|  
                         A curta porém 
                          já numerosa carreira de François Ozon tem um paradoxo dos mais curiosos. Ele construiu sua 
                          fama, ganhou espaço nos festivais e na mente das pessoas 
                          pelo mundo todo muito antes de ter sequer sido verdadeiramente 
                          compreendido. Seu cinema já foi confundido com muita 
                          coisa, de um naturalismo fortemente encenado ao de artesão 
                          num mundo de autores, pelo constante tráfego de gêneros. 
                          Naturalista, decerto, é algo que Ozon 
                          não é. A sua faceta foi sendo desvendada aos poucos, 
                          entre os acertos e erros, modulações e emulações. O 
                          Amor em Cinco Tempos é o marco definitivo de sua 
                          carreira, um filme inteiramente dedicado à construção 
                          de uma imagem, que nasce e morre por si, fatalmente 
                          falsa como o filme todo revela, mas ainda assim absolutamente 
                          verdadeira. É a partir daí que finalmente pôde se compreender 
                          um filme de Ozon. É maneirismo puro. E daí surge a 
                          urgência de se reavaliar, sob esta perspectiva agora 
                          mais evidente sua obra, até mesmo um filme a priori 
                          intolerável como Swimming 
                          Pool. 
                           
                          Angel é mais um mergulho nesse delírio do cinema, 
                          de braços abertos, sem medo de errar. É um filme de 
                          tom completamente acima do normal, que funciona como 
                          uma espécie de conto de fadas kitsch. É um conto de 
                          fadas absolutamente errado na medida em que não há a 
                          torcida óbvia pela protagonista, já que o filme abdica 
                          da noção de simpatia com os personagens. Eles são estranhos, 
                          egoístas, mergulhados dentro de suas próprias loucuras, 
                          uns soam mais sãos que outros, como o de Sam 
                          Neill, mas no fundo são tão solitários, e até mesmo 
                          amargurados, quanto Angel. Ozon 
                          nos força a acompanhá-los nesta jornada épica, cheia 
                          de elipses pela história – uma história que diz respeito 
                          muito mais a sua noção interna de cinema do que a história 
                          do mundo em si – carregada pela fatalidade. A construção 
                          estrutural da narrativa deste filme é particularmente 
                          única, pois possui um ritmo incrivelmente bem composto. 

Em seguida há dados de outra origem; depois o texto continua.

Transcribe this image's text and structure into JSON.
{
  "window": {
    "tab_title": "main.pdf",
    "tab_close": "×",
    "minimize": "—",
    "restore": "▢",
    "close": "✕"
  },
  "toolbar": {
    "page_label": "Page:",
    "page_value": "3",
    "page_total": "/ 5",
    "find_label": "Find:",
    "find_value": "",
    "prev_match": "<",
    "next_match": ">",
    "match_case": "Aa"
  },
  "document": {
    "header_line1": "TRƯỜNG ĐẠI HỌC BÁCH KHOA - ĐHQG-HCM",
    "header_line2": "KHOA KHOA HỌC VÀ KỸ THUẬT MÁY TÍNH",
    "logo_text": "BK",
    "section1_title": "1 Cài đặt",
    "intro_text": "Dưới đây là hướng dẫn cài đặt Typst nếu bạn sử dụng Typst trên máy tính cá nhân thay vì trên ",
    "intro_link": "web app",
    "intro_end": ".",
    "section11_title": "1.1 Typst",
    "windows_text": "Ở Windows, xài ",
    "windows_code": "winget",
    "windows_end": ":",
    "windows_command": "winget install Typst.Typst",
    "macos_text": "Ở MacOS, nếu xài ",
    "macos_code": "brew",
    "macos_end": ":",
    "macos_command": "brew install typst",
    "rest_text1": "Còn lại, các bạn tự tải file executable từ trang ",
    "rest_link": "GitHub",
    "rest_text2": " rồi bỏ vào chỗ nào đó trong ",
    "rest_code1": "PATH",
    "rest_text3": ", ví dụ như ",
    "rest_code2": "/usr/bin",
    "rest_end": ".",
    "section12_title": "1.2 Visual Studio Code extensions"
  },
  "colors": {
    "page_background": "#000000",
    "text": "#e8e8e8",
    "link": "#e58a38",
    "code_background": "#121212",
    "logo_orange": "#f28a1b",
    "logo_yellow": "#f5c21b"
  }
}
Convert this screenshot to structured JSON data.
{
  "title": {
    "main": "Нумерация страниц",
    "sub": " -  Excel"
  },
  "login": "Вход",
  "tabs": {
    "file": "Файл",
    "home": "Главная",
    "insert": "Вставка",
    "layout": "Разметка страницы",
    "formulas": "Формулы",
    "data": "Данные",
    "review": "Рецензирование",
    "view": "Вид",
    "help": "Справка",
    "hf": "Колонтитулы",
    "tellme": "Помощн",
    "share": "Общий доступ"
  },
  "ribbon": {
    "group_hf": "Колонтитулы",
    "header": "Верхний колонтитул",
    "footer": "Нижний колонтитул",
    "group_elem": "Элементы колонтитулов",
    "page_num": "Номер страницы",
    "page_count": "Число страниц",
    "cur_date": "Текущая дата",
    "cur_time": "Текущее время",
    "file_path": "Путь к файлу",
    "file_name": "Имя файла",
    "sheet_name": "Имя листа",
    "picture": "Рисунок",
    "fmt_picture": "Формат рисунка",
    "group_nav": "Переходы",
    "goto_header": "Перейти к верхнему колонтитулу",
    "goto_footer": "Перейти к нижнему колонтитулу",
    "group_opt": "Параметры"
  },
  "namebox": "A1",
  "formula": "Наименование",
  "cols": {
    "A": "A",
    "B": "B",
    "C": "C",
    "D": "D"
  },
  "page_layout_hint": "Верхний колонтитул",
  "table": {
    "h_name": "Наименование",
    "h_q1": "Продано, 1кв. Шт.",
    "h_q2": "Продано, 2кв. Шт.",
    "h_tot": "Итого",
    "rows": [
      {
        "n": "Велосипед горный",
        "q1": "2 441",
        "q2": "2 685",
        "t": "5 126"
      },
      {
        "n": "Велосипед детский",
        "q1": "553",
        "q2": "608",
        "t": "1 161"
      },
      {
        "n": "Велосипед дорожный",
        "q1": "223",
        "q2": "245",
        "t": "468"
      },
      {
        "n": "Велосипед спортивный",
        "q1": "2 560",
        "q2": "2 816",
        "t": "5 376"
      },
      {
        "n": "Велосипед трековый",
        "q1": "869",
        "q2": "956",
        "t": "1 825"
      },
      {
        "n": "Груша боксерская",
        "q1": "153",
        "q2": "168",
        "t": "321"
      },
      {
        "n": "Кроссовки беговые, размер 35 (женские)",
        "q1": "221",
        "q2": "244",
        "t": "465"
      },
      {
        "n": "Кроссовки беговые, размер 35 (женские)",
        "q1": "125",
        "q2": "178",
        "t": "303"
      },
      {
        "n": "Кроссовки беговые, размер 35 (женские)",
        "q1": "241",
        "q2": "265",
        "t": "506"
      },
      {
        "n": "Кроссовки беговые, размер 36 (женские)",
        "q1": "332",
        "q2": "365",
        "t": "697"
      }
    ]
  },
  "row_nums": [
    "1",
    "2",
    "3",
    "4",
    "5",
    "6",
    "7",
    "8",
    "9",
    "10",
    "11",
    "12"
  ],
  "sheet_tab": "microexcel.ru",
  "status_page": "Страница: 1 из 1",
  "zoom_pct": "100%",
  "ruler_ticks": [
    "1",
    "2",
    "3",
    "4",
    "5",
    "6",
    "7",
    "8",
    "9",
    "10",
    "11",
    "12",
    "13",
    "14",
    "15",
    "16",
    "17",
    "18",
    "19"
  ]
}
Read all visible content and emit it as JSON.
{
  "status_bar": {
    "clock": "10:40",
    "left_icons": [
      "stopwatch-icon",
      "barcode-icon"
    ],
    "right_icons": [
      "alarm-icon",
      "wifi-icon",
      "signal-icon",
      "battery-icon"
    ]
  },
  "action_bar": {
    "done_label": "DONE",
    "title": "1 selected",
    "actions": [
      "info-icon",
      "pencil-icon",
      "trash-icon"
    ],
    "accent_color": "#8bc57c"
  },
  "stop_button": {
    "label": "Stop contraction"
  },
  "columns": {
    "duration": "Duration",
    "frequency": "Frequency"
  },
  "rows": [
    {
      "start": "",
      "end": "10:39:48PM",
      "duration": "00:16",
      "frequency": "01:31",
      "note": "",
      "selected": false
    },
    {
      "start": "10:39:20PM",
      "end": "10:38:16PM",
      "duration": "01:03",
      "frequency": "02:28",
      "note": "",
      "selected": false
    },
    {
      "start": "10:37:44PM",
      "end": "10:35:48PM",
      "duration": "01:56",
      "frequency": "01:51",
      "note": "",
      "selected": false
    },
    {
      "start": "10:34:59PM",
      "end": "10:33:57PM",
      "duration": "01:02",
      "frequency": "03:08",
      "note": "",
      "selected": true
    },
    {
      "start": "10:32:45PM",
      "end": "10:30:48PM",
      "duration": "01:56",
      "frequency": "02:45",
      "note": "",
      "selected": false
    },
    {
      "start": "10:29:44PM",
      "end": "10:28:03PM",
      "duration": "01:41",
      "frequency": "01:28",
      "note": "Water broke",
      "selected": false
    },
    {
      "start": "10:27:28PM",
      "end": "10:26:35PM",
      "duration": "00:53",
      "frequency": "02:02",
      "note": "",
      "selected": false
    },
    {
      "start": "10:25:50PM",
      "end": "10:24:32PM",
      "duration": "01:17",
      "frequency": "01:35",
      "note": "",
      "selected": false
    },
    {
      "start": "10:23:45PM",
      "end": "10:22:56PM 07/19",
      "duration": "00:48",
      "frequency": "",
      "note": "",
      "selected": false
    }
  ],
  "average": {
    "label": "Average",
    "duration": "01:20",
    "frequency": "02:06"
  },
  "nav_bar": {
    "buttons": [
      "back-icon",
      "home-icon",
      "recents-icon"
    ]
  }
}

                          É incomparável em sua ferocidade no contar daquelas 
                          imagens, se articulando diretamente ao conceito visual 
                          extravagante. 
                           
                          A mais costumeira das associações que Ozon 
                          recebe é com Fassbinder. É 
                          algo que sempre fez sentido, e que se articula muito 
                          bem com esta idéia de maneirismo evidente que o cinema 
                          de Ozon assume para si. Mas é por vezes usada num tom errado, 
                          como se Ozon acreditasse que fosse Fassbinder. 
                          É errado, porque entre outros exageros, seu cinema é 
                          menos decalcado de Fassbinder do que decalcado de um espírito que a obra de Fassbinder também possuía. Uma noção de retrabalhar 
                          os códigos do cinema, os gêneros, todos a sua forma, 
                          num outro tempo. É o mesmo que associar Todd 
                          Haynes a Fassbinder de forma indissociável – a relação entre eles é 
                          profunda, mas em certa instância apenas. Angel 
                          não é uma tentativa de um melodrama, ao menos não no 
                          sentido clássico do termo – as noções de cinema de Ozon pertencem a outro tempo. Se ele o é de alguma forma, 
                          é pela recodificação do gênero, pois aquilo que está 
                          na imagem é um filme sobre o cinema e o melodrama como 
                          artifícios visuais, e não um melodrama em si. 
                           
                          Angel talvez seja o filme de Ozon 
                          onde suas raízes maneiristas fiquem mais evidentes. 
                          É um filme aberto, corajoso ao se 
                          arriscar em ser tão franco em sua proposta. Se 
                          O Amor em Cinco Tempos era inteiro a construção 
                          daquela imagem, Angel é todo essa imagem. A face 
                          de um maneirismo que é a falsidade mais perfeita de 
                          uma imagem que existe apenas como cinema. Numa analogia 
                          contemporânea, Angel é o oposto perfeito de Le 
                          Voyage du ballon rouge, 
                          como apontado por Luiz Carlos Oliveira Jr. em sua crítica 
                          do filme de Hou Hsiao-Hsein: o filme de Ozon é um retângulo que se completa em si. Sua narrativa over, as cores berrantes, palácios, o fundo falso 
                          por trás do carro, o “paraíso” – é um cinema materialista, 
                          evidentemente. Um cinema onde a mentira, a falsidade 
                          da imagem, está sempre no centro. Um cinema deliciosamente 
                          fascinante.